Tijdens een korte ontmoeting op 26 september., in de marge van de Algemene Vergadering van de Verenigde Naties, stond de verdere versterking van de banden tussen Suriname en Nederland centraal. De twee regeringsleiders bespraken de voortzetting van de samenwerking op politiek en technisch niveau.
Minister-president Dick Schoof van Nederland bevestigde dat het huidige “Suriname beleid” ook onder zijn regering gehandhaafd blijft. De samenwerking blijft doorgaan via het Makandra project, dat Suriname ondersteunt bij het versterken van technische capaciteiten op diverse beleidsgebieden.
Daarnaast gaf minister Schoof aan dat de uitvoering van de afspraken rondom de Nederlandse excuses voor het slavernijverleden onverminderd doorgaat. De gesprekken hierover zullen worden geïntensiveerd. President Santokhi meldde dat er in Suriname gewerkt wordt aan een representatief platform dat dit proces verder zal begeleiden.
President Santokhi sprak ook over de behoefte aan afwikkeling van de resterende ontwikkelingshulp van Nederland sinds 1975. Van deze middelen zal 6 miljoen euro worden ingezet voor de versterking van de gezondheidszorg door het aanschaffen van apparatuur en benodigdheden. Daarnaast is 2 miljoen euro gereserveerd voor de opzet van de Zorgautoriteit, en 5,6 miljoen euro wordt toegewezen aan het Productie Fonds en de Suriname Investment and Trade Agency (SITA).
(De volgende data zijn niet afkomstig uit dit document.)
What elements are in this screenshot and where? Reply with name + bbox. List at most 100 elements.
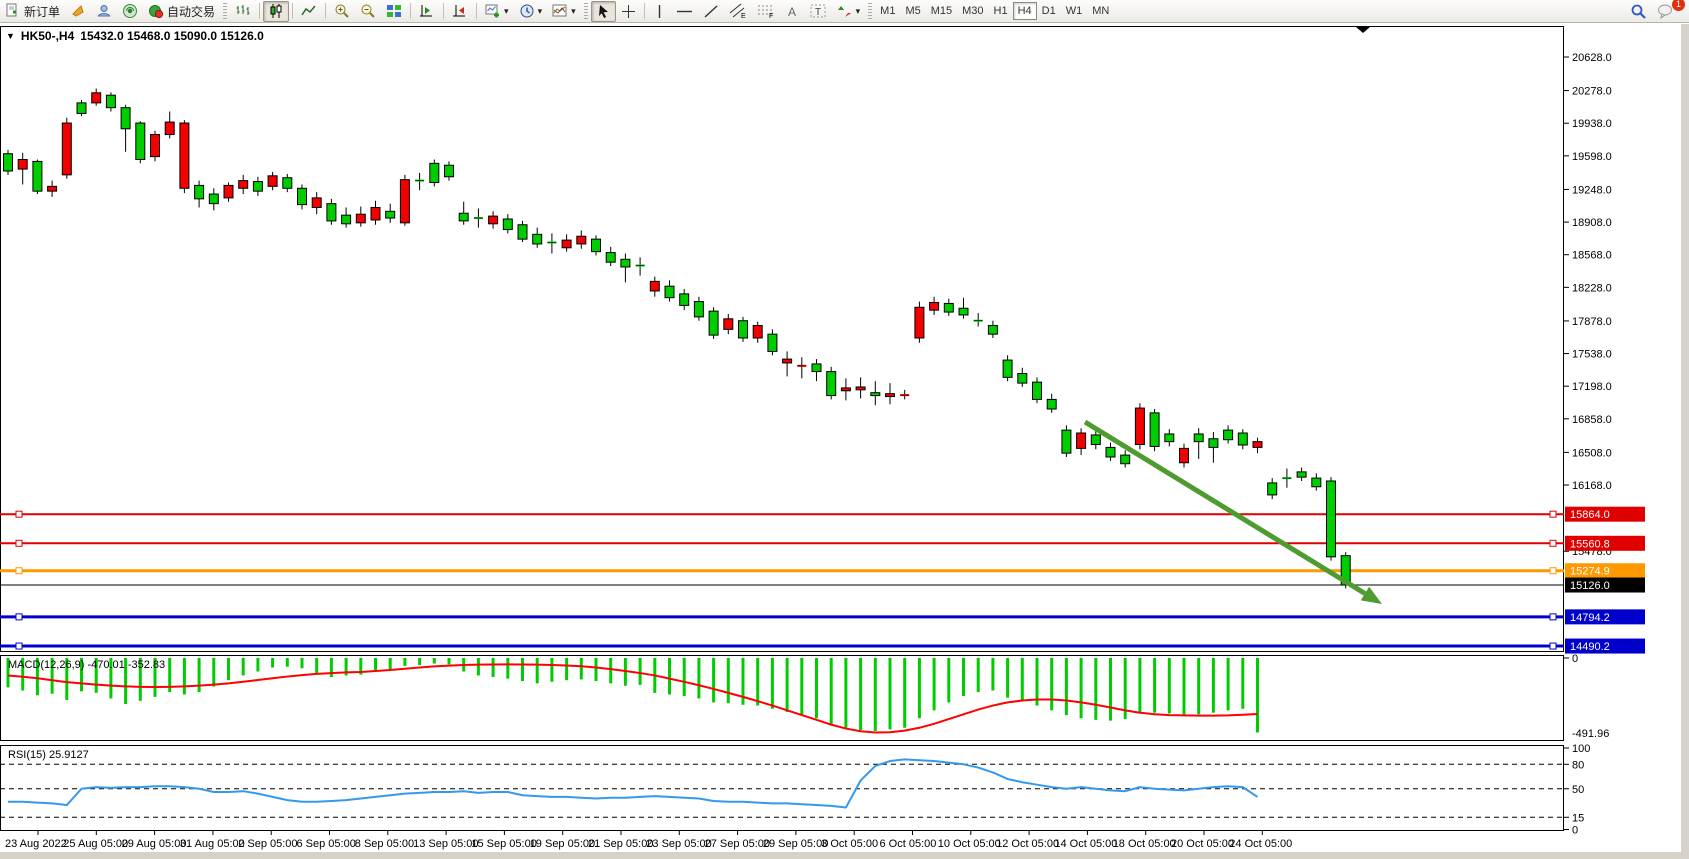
time-axis-label: 21 Sep 05:00: [588, 838, 653, 850]
hline-handle[interactable]: [1550, 511, 1556, 517]
hline-handle[interactable]: [1550, 540, 1556, 546]
cursor-tool-button[interactable]: [591, 1, 616, 22]
hline-handle[interactable]: [1550, 643, 1556, 649]
news-button[interactable]: [65, 1, 91, 22]
timeframe-bar: M1M5M15M30H1H4D1W1MN: [875, 2, 1114, 20]
trendline-icon: [703, 4, 719, 19]
candle: [709, 311, 718, 335]
hline-handle[interactable]: [1550, 568, 1556, 574]
svg-text:F: F: [769, 13, 773, 19]
candle: [856, 387, 865, 390]
new-chart-button[interactable]: ▾: [480, 1, 514, 22]
indicators-dropdown-icon[interactable]: ▾: [571, 6, 576, 17]
horizontal-line-tool[interactable]: [671, 1, 698, 22]
tile-windows-button[interactable]: [381, 1, 407, 22]
new-chart-dropdown-icon[interactable]: ▾: [504, 6, 509, 17]
toolbar-grip[interactable]: [584, 3, 588, 19]
arrows-tool[interactable]: ▾: [832, 1, 866, 22]
new-order-button[interactable]: 新订单: [0, 1, 65, 22]
time-axis-label: 25 Aug 05:00: [63, 838, 128, 850]
market-watch-button[interactable]: [91, 1, 117, 22]
periods-dropdown-icon[interactable]: ▾: [538, 6, 543, 17]
time-axis-label: 12 Oct 05:00: [996, 838, 1059, 850]
text-tool[interactable]: A: [780, 1, 805, 22]
timeframe-mn[interactable]: MN: [1087, 2, 1114, 20]
candle: [136, 123, 145, 159]
hline-handle[interactable]: [16, 568, 22, 574]
indicators-button[interactable]: ▾: [547, 1, 581, 22]
zoom-in-icon: [334, 3, 350, 19]
arrows-dropdown-icon[interactable]: ▾: [856, 6, 861, 17]
bar-chart-button[interactable]: [230, 1, 256, 22]
candle: [327, 204, 336, 221]
arrows-icon: [837, 4, 853, 19]
time-axis-label: 8 Sep 05:00: [355, 838, 414, 850]
time-axis-label: 3 Oct 05:00: [821, 838, 878, 850]
chart-canvas[interactable]: 20628.020278.019938.019598.019248.018908…: [0, 24, 1689, 859]
timeframe-d1[interactable]: D1: [1037, 2, 1061, 20]
candle: [841, 388, 850, 391]
timeframe-m15[interactable]: M15: [926, 2, 957, 20]
trendline-tool[interactable]: [698, 1, 724, 22]
hline-handle[interactable]: [1550, 614, 1556, 620]
vertical-line-tool[interactable]: [648, 1, 671, 22]
candle: [1121, 455, 1130, 464]
hline-handle[interactable]: [16, 540, 22, 546]
candlestick-chart-button[interactable]: [263, 1, 289, 22]
channel-tool[interactable]: E: [724, 1, 752, 22]
text-label-tool[interactable]: T: [805, 1, 832, 22]
price-badge-label: 15126.0: [1570, 580, 1610, 592]
rsi-scale-label: 100: [1572, 743, 1590, 755]
time-axis-label: 27 Sep 05:00: [705, 838, 770, 850]
candle: [1312, 478, 1321, 487]
auto-trading-button[interactable]: 自动交易: [143, 1, 220, 22]
crosshair-tool-button[interactable]: [616, 1, 641, 22]
hline-handle[interactable]: [16, 614, 22, 620]
chart-symbol-period: HK50-,H4: [21, 29, 74, 43]
hline-handle[interactable]: [16, 511, 22, 517]
price-tick-label: 19598.0: [1572, 151, 1612, 163]
chart-shift-button[interactable]: [447, 1, 473, 22]
candle: [812, 364, 821, 372]
candle: [224, 185, 233, 197]
timeframe-w1[interactable]: W1: [1061, 2, 1088, 20]
line-chart-button[interactable]: [296, 1, 322, 22]
chart-ohlc-values: 15432.0 15468.0 15090.0 15126.0: [80, 29, 264, 43]
time-axis-label: 18 Oct 05:00: [1113, 838, 1176, 850]
auto-trading-icon: [148, 3, 164, 19]
timeframe-h4[interactable]: H4: [1013, 2, 1037, 20]
search-button[interactable]: [1625, 1, 1652, 22]
zoom-in-button[interactable]: [329, 1, 355, 22]
time-axis-label: 31 Aug 05:00: [180, 838, 245, 850]
zoom-out-button[interactable]: [355, 1, 381, 22]
periods-button[interactable]: ▾: [514, 1, 548, 22]
main-toolbar: 新订单 自动交易: [0, 0, 1689, 23]
timeframe-m5[interactable]: M5: [900, 2, 925, 20]
time-axis-label: 2 Sep 05:00: [238, 838, 297, 850]
candle: [886, 394, 895, 397]
time-axis-label: 24 Oct 05:00: [1229, 838, 1292, 850]
timeframe-h1[interactable]: H1: [989, 2, 1013, 20]
chat-button[interactable]: 1: [1652, 1, 1679, 22]
candle: [342, 215, 351, 224]
candle: [1106, 447, 1115, 457]
candle: [518, 225, 527, 239]
fibonacci-tool[interactable]: F: [752, 1, 780, 22]
chart-menu-icon[interactable]: ▼: [6, 31, 15, 41]
time-axis-label: 10 Oct 05:00: [938, 838, 1001, 850]
timeframe-m30[interactable]: M30: [957, 2, 988, 20]
chart-window[interactable]: 20628.020278.019938.019598.019248.018908…: [0, 24, 1689, 859]
line-chart-icon: [301, 3, 317, 19]
time-axis-label: 20 Oct 05:00: [1171, 838, 1234, 850]
macd-main-value: -470.01: [87, 659, 124, 671]
time-axis-label: 6 Oct 05:00: [880, 838, 937, 850]
toolbar-grip[interactable]: [868, 3, 872, 19]
price-tick-label: 19938.0: [1572, 118, 1612, 130]
toolbar-grip[interactable]: [223, 3, 227, 19]
hline-handle[interactable]: [16, 643, 22, 649]
signals-button[interactable]: [117, 1, 143, 22]
candle: [915, 307, 924, 338]
price-tick-label: 18908.0: [1572, 217, 1612, 229]
auto-scroll-button[interactable]: [414, 1, 440, 22]
timeframe-m1[interactable]: M1: [875, 2, 900, 20]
President Santokhi vroeg tevens om verdere technische bijstand voor het ontwikkelen van wetsvoorstellen en de professionalisering van de belastingdienst en douane. Bij het gesprek waren ook diverse hooggeplaatste Surinaamse en Nederlandse functionarissen aanwezig. Afgesproken is dat de ministers van Buitenlandse Zaken binnenkort verder overleg zullen hebben om de overeengekomen punten af te handelen.